A great joy is often as sobering as a great sorrow, and they talked long and earnestly together. Gertrude would not become engaged until she had told her mother, and shown her the respect that was her due. "You must not be resentful," the young girl said, "if mamma's consent is not easily won. She has set her heart on an establishment in town, I've set my heart on you; so there we differ, and you must give me time to reconcile her to a different programme."

The clock on the mantel chimed eleven, and Burt started up, aghast at the flight of time. Gertrude stole to her father's library, and found that he was pacing the floor. "I should not have left him alone so long to-night," she thought, with compunction. "Papa," she said, "Mr. Clifford is going. Will you not come and speak to him?"

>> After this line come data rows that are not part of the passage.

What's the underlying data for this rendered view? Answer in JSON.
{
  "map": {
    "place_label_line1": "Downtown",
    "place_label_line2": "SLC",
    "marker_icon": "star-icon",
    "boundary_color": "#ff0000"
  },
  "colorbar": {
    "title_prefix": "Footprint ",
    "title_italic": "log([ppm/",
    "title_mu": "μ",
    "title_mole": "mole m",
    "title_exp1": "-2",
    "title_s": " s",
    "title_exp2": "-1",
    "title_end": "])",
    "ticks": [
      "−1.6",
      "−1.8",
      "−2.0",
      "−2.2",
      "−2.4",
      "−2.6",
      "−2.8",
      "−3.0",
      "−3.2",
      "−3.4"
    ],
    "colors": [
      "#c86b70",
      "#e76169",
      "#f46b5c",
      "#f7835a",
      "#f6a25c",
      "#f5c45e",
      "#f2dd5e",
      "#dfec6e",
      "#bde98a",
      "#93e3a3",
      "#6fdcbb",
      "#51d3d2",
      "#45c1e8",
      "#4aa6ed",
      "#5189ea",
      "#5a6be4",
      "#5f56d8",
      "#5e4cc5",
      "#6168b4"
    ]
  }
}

He looked into his daughter's flushed, happy face, and needed no further explanation, and with her hands on his arm he went to the drawing-room. Burt said but few and very simple words, and the keen judge of men liked him beter than if he had been more exuberant. There was evidence of downright earnestness now that seemed a revelation of a new trait.

"You spoke of going to the West soon," Mr. Hargrove remarked, as they lingered in parting. "Have you any objection to telling me of your purpose?"

Burt explained. Mr. Hargrove's face soon expressed unusual interest. "I must talk with you further about this," he said. "I have land in the same locality, and also an interest in the railroad to which you refer. Perhaps I can make your journey of mutual service."

"Oh, papa," cried his daughter, "you are my good genius!" for she well understood what that mutual service meant.

After Burt had gone, Mr. Hargrove said, "Well, well, this Western-land business puts a new aspect on the affair, and mamma may have little ground for complaint. It's my impression that the Cliffords will realize a very respectable fortune out of that land."

"Papa," said the young girl, "Burt gave me something better than wealth to-night—better even than love, in the usual sense of the word. He gave me his faith. He acted as if he saw in me the power to help him to be a true man, and what higher compliment can a woman receive? He did not express it so much by word as by an unconscious manner, that was so sincere and unpremeditated that it thrilled my very soul. Oh, papa, you have helped me to be so very happy!"